Again, to which index.dat file are you referring?
HTH
Hello Harlan D ,
The index.dat file for the pattern on 05/29 is located under C\Documents and Settings\username\Local Settings\History\History.IE5\MSHist012012052820120604\
One of the first things I do in an investigation is parsing out the registry files from the NTUSER, SYSTEM and SOFTWARE hives with the standard RegRipper plugins. Did not see anything suspicious but i'm going back to it now.
And regarding to the USB device - i'm literally clueless. I located two devices last used after these occurrences and both of them I was able to retrace to another user that logged on the laptop after the person being investigated left oops
I first thought this could be a CD burn , because just before these moves I see the IMAPI service starting, running and then stopping. But there's only 7 seconds between the start of the run and the stop.
I saw this pattern occurring 244 times from january the 1st on with always those 7 seconds in between. There also nothing in the CD Burning staging area so I dismissed the possibility of a cd burn.
What I'm now looking for is the presence of SD cards and I was able to locate one.
Thanks a lot,
You didn't reply to the part of Harlan's reply concerning link files? Have you carved for link files? There would often be link files created at the same time as the file/// entries.
I would also be tempted to do a string search for some of the html file names just to see if they came up somewhere else and that lead to a clue as to their origin.
H
@coax,
I'm with both of these guys with their suggestions. A couple things have come to mind and to reiterate what harryparsonage and keydet89 said, check the lnk files. I had a similar case where greener pastures came into play with a little vengeance, and I was able to show the evidence through a lnk file.

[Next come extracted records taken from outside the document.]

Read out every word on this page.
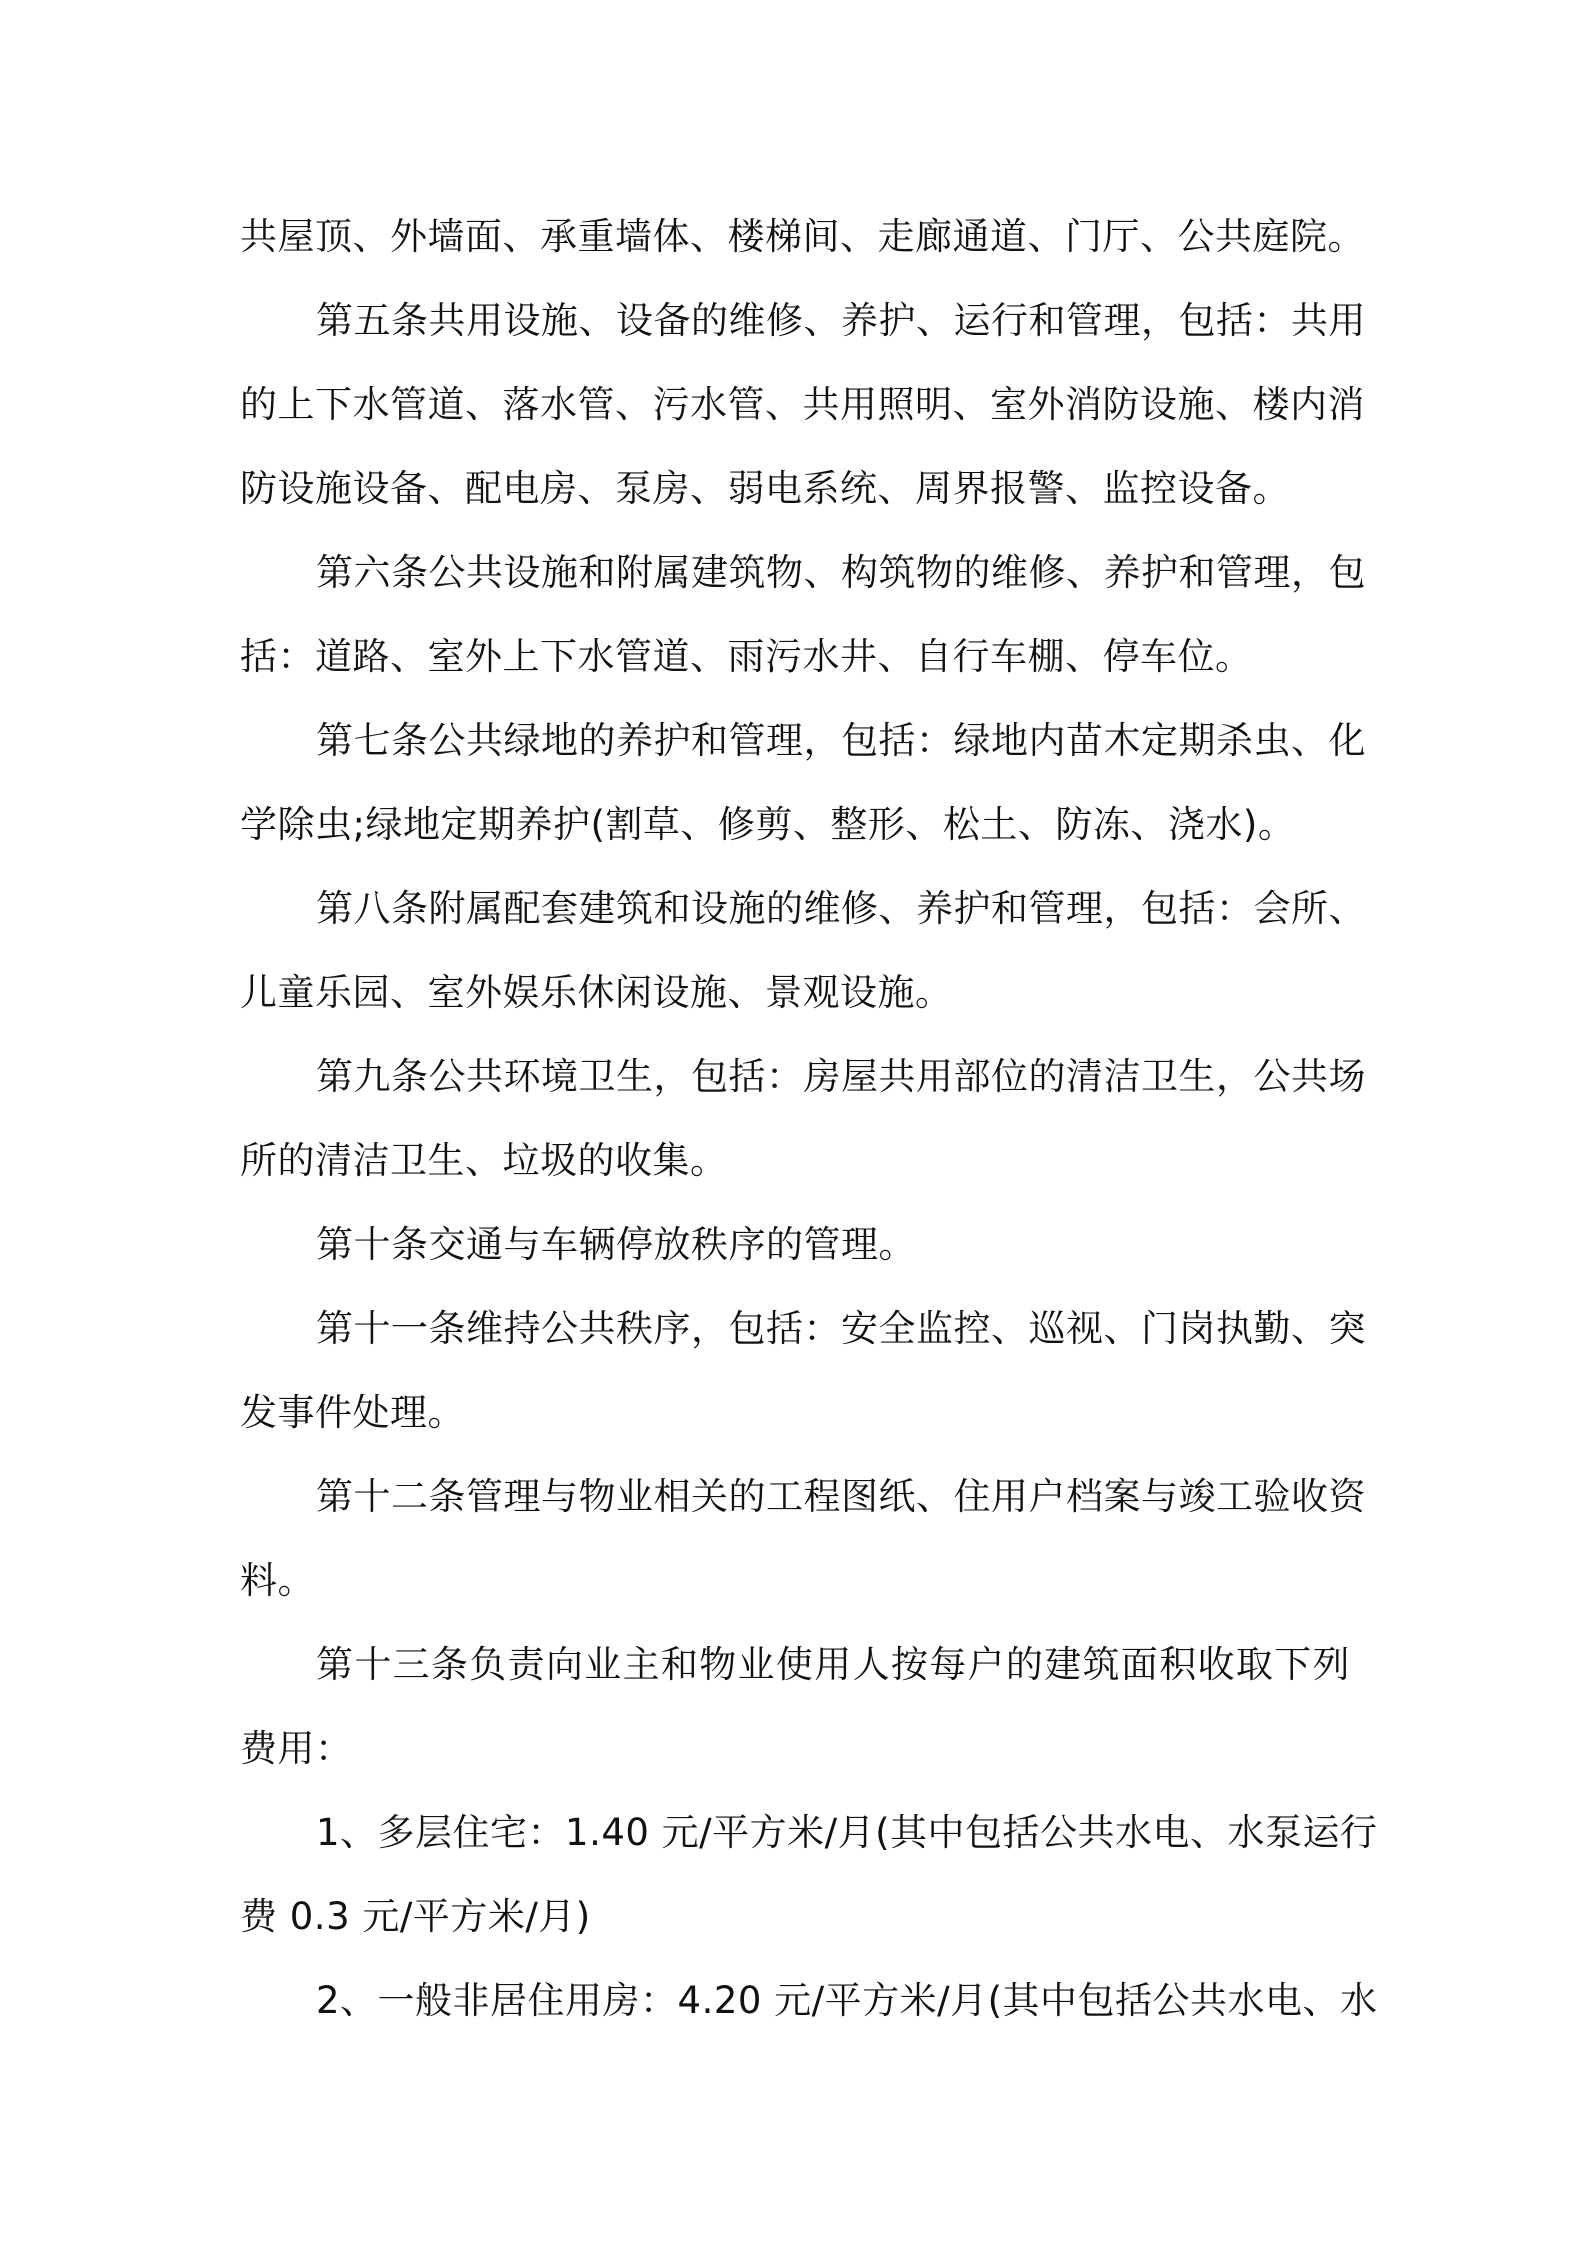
共屋顶、外墙面、承重墙体、楼梯间、走廊通道、门厅、公共庭院。
第五条共用设施、设备的维修、养护、运行和管理，包括：共用
的上下水管道、落水管、污水管、共用照明、室外消防设施、楼内消
防设施设备、配电房、泵房、弱电系统、周界报警、监控设备。
第六条公共设施和附属建筑物、构筑物的维修、养护和管理，包
括：道路、室外上下水管道、雨污水井、自行车棚、停车位。
第七条公共绿地的养护和管理，包括：绿地内苗木定期杀虫、化
学除虫;绿地定期养护(割草、修剪、整形、松土、防冻、浇水)。
第八条附属配套建筑和设施的维修、养护和管理，包括：会所、
儿童乐园、室外娱乐休闲设施、景观设施。
第九条公共环境卫生，包括：房屋共用部位的清洁卫生，公共场
所的清洁卫生、垃圾的收集。
第十条交通与车辆停放秩序的管理。
第十一条维持公共秩序，包括：安全监控、巡视、门岗执勤、突
发事件处理。
第十二条管理与物业相关的工程图纸、住用户档案与竣工验收资
料。
第十三条负责向业主和物业使用人按每户的建筑面积收取下列
费用：
1、多层住宅：1.40 元/平方米/月(其中包括公共水电、水泵运行
费 0.3 元/平方米/月)
2、一般非居住用房：4.20 元/平方米/月(其中包括公共水电、水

I would suggest to get a keyword list and compare that to any lnk files (working backward). The data may not have gone through the "suspect's"access, they could have used another employees access (cyber engineering). Another thought was the data was possibly d/l to the laptop and sent to a cloud storage like dropbox.
I have carved for link files and do not see any link files corresponding with the files I have on record during the moves.
Nothing noteworthy in the shellbags.
I've did a bunch of similar cases already where the evidence was clear cut and obvious but in this instance I cannot safely conclude a file copy took place. I do not understand at this point what caused this specific file pattern.
Diving back in.
Does the company/victim know the name of the files that were believed to have been d/l? If so I would still conduct my index search for the files. One of the things I have come to notice with FTK; lets say you have a phrase like - my photos on the beach. FTK will look for those words individually and provide a results, often an overwhelming amount. With the case I worked (as stated previously), I put the file name in quotes - [ex] - "my photos on the beach" without the extension. This provided much different results and DID provide the results I was looking for. In addition, do you have access to something like Digital Detective or Internet Evidence Finder to check the HTML?
Another thought was the data was possibly d/l to the laptop and sent to a cloud storage like dropbox.
I agree. It may be helpful to take another look at the browsing history to see if anything jumps out as being related to a cloud-storage provider. With some providers, you don't have to have a separate app installed to be able to upload files. In those cases, your most telling evidence will likely be in the browsing history, cache, etc..
Do you have access to the file server that the confidential files reside on? I would image the system drive of that server and look for entries in the Windows event logs that coincide with the times you suspect he was downloading files. In addition to the File Share or Logon/Logoff events, you might get lucky with the sysadmin having enabled file access auditing to some extent.
Nothing noteworthy in the shellbags.
I'm just curious…what tool did you use to parse and present this information?